Opening doors to new energy
Today, McCarthy’s life and health have turned around after a county energy programme removed her coal fireplace and renovated the whole house. Her rooms are now dust free, she can walk around without coughing, and she doesn’t get as many infections. “I don’t know myself today,” says McCarthy, who has a respiratory disease that leaves her with only 20 percent of her lung capacity.
There are many more success stories like McCarthy’s, says Louise White, an energy efficiency expert at the European Investment Bank.
“Energy programmes like this can do more than just save money by lowering bills. They can also really improve people’s living conditions,” says White, who helps run ELENA, the European Local Energy Assistance programme that prepares energy efficiency projects across Europe.
In Ireland, a EUR1.5 million ELENA grant is helping the Tipperary Energy Agency prepare energy audits and feasibility studies that will lead to hundreds of renewable energy renovations in private homes. The grant, signed in July last year, is helping Tipperary install insulation in homes and replace dirty solid-fuel heating systems with modern heat pumps that use electricity. The grant also is helping with the installation of low-energy street lighting and with energy efficiency plans in public buildings and small businesses.

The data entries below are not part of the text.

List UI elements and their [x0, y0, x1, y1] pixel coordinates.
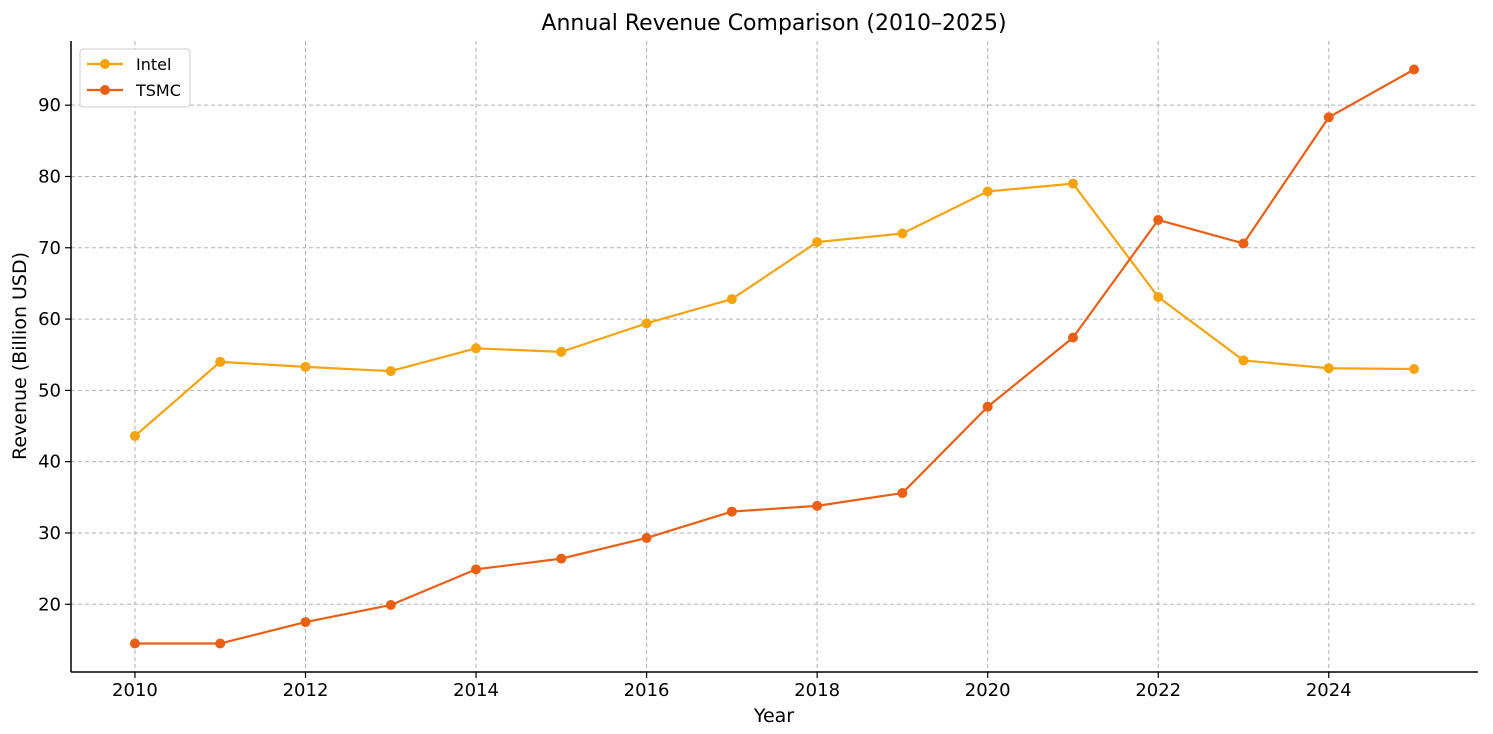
y-axis-title: Revenue (Billion USD) — [9, 252, 31, 460]
data-point — [812, 500, 823, 511]
x-tick-label: 2016 — [624, 680, 670, 701]
data-point — [1067, 332, 1078, 343]
x-tick-label: 2020 — [965, 680, 1011, 701]
data-point — [641, 318, 652, 329]
data-point — [641, 532, 652, 543]
data-point — [385, 366, 396, 377]
data-point — [897, 228, 908, 239]
legend-swatch-marker — [100, 59, 110, 69]
data-point — [982, 186, 993, 197]
data-point — [1153, 214, 1164, 225]
data-point — [1238, 238, 1249, 249]
y-tick-label: 80 — [38, 166, 61, 187]
grid-lines — [71, 41, 1478, 672]
data-point — [1409, 64, 1420, 75]
data-series — [129, 64, 1420, 649]
series-tsmc — [129, 64, 1420, 649]
data-point — [726, 294, 737, 305]
data-point — [300, 617, 311, 628]
data-point — [215, 638, 226, 649]
x-tick-label: 2012 — [283, 680, 329, 701]
axes — [70, 41, 1478, 673]
data-point — [1409, 363, 1420, 374]
data-point — [471, 564, 482, 575]
data-point — [1238, 355, 1249, 366]
series-line — [134, 182, 1415, 437]
data-point — [556, 346, 567, 357]
x-tick-label: 2014 — [453, 680, 499, 701]
data-point — [556, 553, 567, 564]
data-point — [300, 361, 311, 372]
data-point — [129, 430, 140, 441]
x-tick-label: 2010 — [112, 680, 158, 701]
y-tick-label: 20 — [38, 594, 61, 615]
chart-title: Annual Revenue Comparison (2010–2025) — [541, 11, 1006, 36]
x-tick-label: 2024 — [1306, 680, 1352, 701]
data-point — [1323, 363, 1334, 374]
y-tick-label: 30 — [38, 523, 61, 544]
x-axis-title: Year — [753, 705, 794, 727]
series-line — [134, 68, 1415, 645]
legend-label: Intel — [136, 55, 171, 74]
x-tick-label: 2022 — [1135, 680, 1181, 701]
data-point — [1323, 112, 1334, 123]
data-point — [385, 599, 396, 610]
data-point — [982, 401, 993, 412]
legend: Intel TSMC — [79, 48, 191, 108]
data-point — [726, 506, 737, 517]
data-point — [897, 488, 908, 499]
legend-label: TSMC — [135, 81, 181, 100]
legend-swatch-marker — [100, 85, 110, 95]
data-point — [1153, 291, 1164, 302]
y-tick-label: 40 — [38, 452, 61, 473]
tick-labels: 2010 2012 2014 2016 2018 2020 2022 2024 20 30 40 50… — [38, 95, 1352, 701]
y-tick-label: 60 — [38, 309, 61, 330]
data-point — [812, 237, 823, 248]
series-intel — [129, 178, 1420, 441]
data-point — [1067, 178, 1078, 189]
y-tick-label: 90 — [38, 95, 61, 116]
y-tick-label: 50 — [38, 380, 61, 401]
data-point — [215, 356, 226, 367]
data-point — [129, 638, 140, 649]
x-tick-label: 2018 — [794, 680, 840, 701]
y-tick-label: 70 — [38, 238, 61, 259]
data-point — [471, 343, 482, 354]
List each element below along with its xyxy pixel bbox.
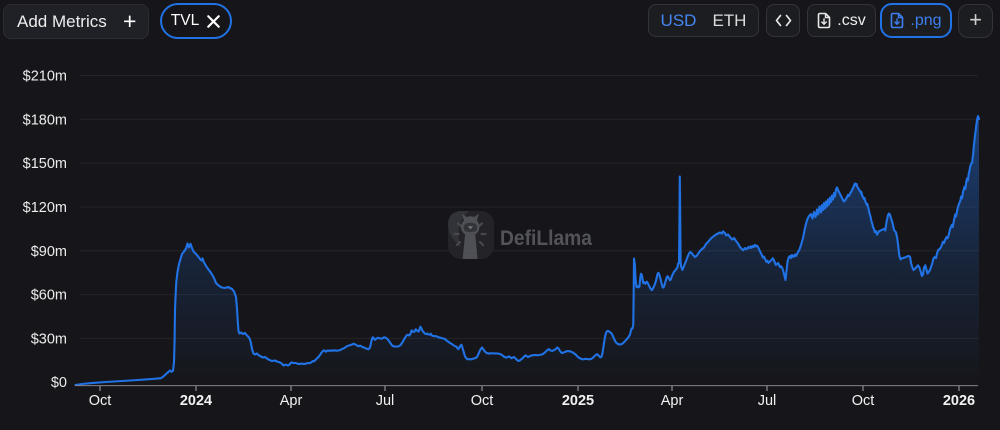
svg-text:$60m: $60m [31,288,67,304]
svg-text:$210m: $210m [23,69,67,85]
svg-text:2025: 2025 [562,393,594,409]
svg-text:Jul: Jul [758,393,777,409]
svg-text:Apr: Apr [661,393,684,409]
svg-text:$0: $0 [51,375,67,391]
svg-text:$90m: $90m [31,244,67,260]
svg-text:Oct: Oct [852,393,875,409]
svg-text:2026: 2026 [943,393,975,409]
svg-text:Oct: Oct [89,393,112,409]
svg-text:$120m: $120m [23,200,67,216]
svg-text:$30m: $30m [31,331,67,347]
svg-text:Jul: Jul [376,393,395,409]
svg-text:Oct: Oct [471,393,494,409]
svg-text:$180m: $180m [23,112,67,128]
svg-text:Apr: Apr [280,393,303,409]
svg-text:DefiLlama: DefiLlama [500,227,592,250]
svg-text:$150m: $150m [23,156,67,172]
svg-text:2024: 2024 [180,393,212,409]
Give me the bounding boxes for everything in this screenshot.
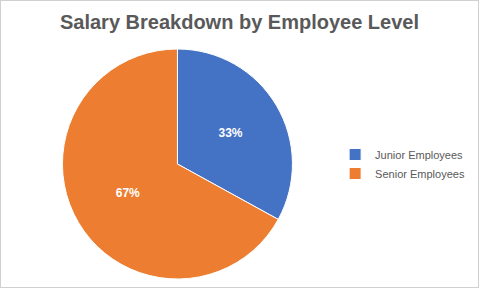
svg-text:Salary Breakdown by Employee L: Salary Breakdown by Employee Level — [60, 11, 419, 33]
svg-text:Senior Employees: Senior Employees — [375, 168, 465, 180]
svg-text:Junior Employees: Junior Employees — [375, 149, 463, 161]
svg-text:67%: 67% — [116, 186, 140, 200]
svg-text:33%: 33% — [218, 126, 242, 140]
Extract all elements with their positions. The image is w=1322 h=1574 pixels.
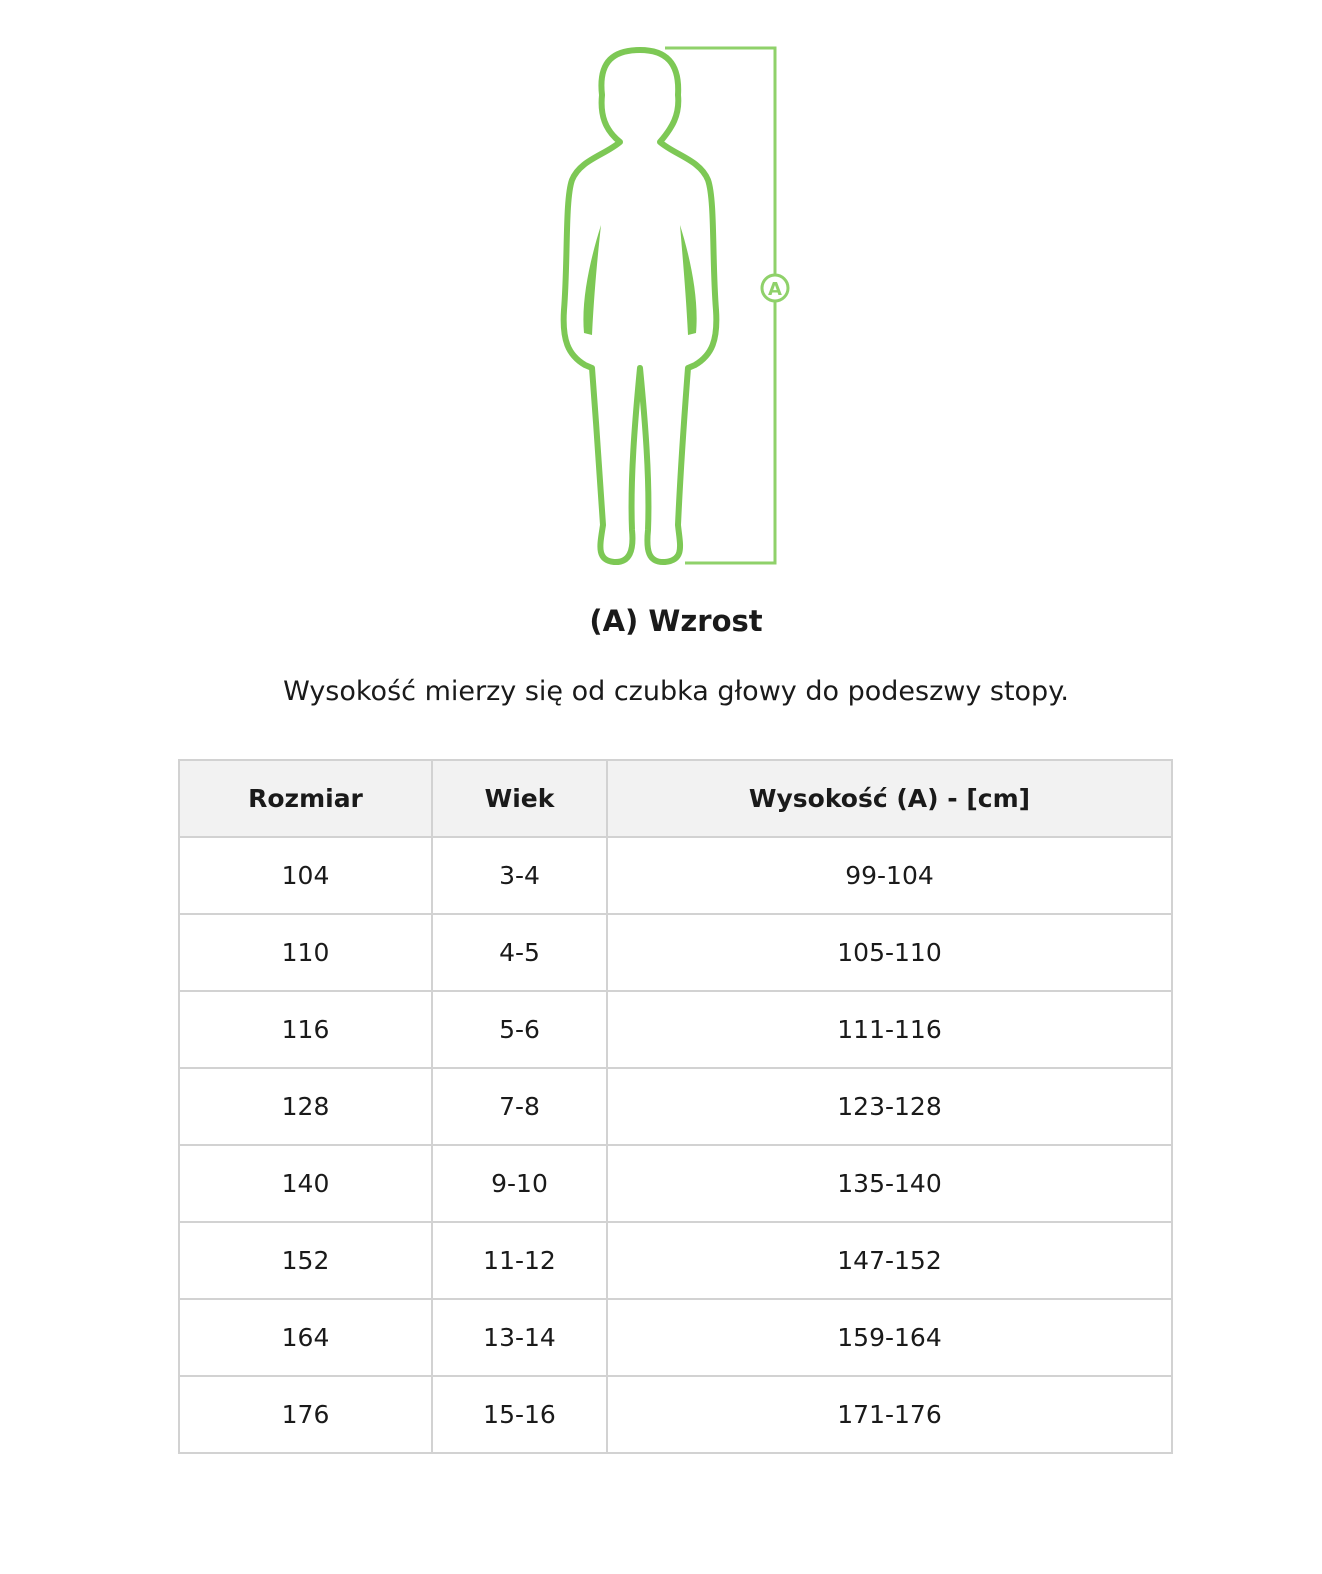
table-row: 116 5-6 111-116 — [178, 990, 1173, 1069]
cell-age: 3-4 — [431, 836, 608, 915]
table-row: 164 13-14 159-164 — [178, 1298, 1173, 1377]
table-header-row: Rozmiar Wiek Wysokość (A) - [cm] — [178, 759, 1173, 838]
section-description: Wysokość mierzy się od czubka głowy do p… — [283, 676, 1069, 707]
cell-height: 135-140 — [606, 1144, 1173, 1223]
cell-height: 105-110 — [606, 913, 1173, 992]
table-row: 128 7-8 123-128 — [178, 1067, 1173, 1146]
right-arm-detail — [680, 225, 697, 335]
cell-size: 128 — [178, 1067, 433, 1146]
table-row: 140 9-10 135-140 — [178, 1144, 1173, 1223]
cell-age: 11-12 — [431, 1221, 608, 1300]
cell-size: 152 — [178, 1221, 433, 1300]
table-row: 152 11-12 147-152 — [178, 1221, 1173, 1300]
table-row: 176 15-16 171-176 — [178, 1375, 1173, 1454]
header-size: Rozmiar — [178, 759, 433, 838]
cell-age: 5-6 — [431, 990, 608, 1069]
cell-height: 123-128 — [606, 1067, 1173, 1146]
child-height-illustration: A — [560, 46, 790, 565]
cell-height: 99-104 — [606, 836, 1173, 915]
cell-size: 116 — [178, 990, 433, 1069]
cell-height: 111-116 — [606, 990, 1173, 1069]
cell-height: 159-164 — [606, 1298, 1173, 1377]
marker-a-circle — [760, 273, 790, 303]
cell-size: 176 — [178, 1375, 433, 1454]
cell-age: 13-14 — [431, 1298, 608, 1377]
cell-size: 104 — [178, 836, 433, 915]
cell-age: 15-16 — [431, 1375, 608, 1454]
cell-age: 9-10 — [431, 1144, 608, 1223]
cell-size: 140 — [178, 1144, 433, 1223]
cell-age: 7-8 — [431, 1067, 608, 1146]
child-silhouette — [560, 47, 720, 565]
height-measure-bracket — [665, 46, 777, 565]
table-row: 110 4-5 105-110 — [178, 913, 1173, 992]
left-arm-detail — [583, 225, 601, 335]
table-row: 104 3-4 99-104 — [178, 836, 1173, 915]
section-title: (A) Wzrost — [589, 604, 763, 638]
header-age: Wiek — [431, 759, 608, 838]
header-height: Wysokość (A) - [cm] — [606, 759, 1173, 838]
size-table: Rozmiar Wiek Wysokość (A) - [cm] 104 3-4 9… — [178, 759, 1173, 1454]
cell-age: 4-5 — [431, 913, 608, 992]
cell-size: 110 — [178, 913, 433, 992]
cell-height: 171-176 — [606, 1375, 1173, 1454]
cell-size: 164 — [178, 1298, 433, 1377]
marker-a-label: A — [768, 279, 782, 300]
cell-height: 147-152 — [606, 1221, 1173, 1300]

‘We make it as easy as possible’
The EIB hopes that similar energy projects will be started across Ireland. One of the main aims is to build up local knowledge and then use the new capability to replicate the project. An ELENA grant in the Picardy region of northern France, for the renovation of thousands of housing units, is an example of a “one-stop shopping” model that other regions could copy. In Ljubljana, Slovenia, local officials used ELENA to make sweeping energy renovations, and the government published guidelines to show others how to replicate the city’s energy efficiency plan.
ELENA is growing. In addition to other energy projects being supported, the European Commission decided late last year to allocate EUR 94 million to ELENA to expand energy efficiency in the European residential sector. The EIB runs the ELENA programme on behalf of the European Commission.
“ELENA offers that extra something that can get energy projects started, even in private homes,” White says.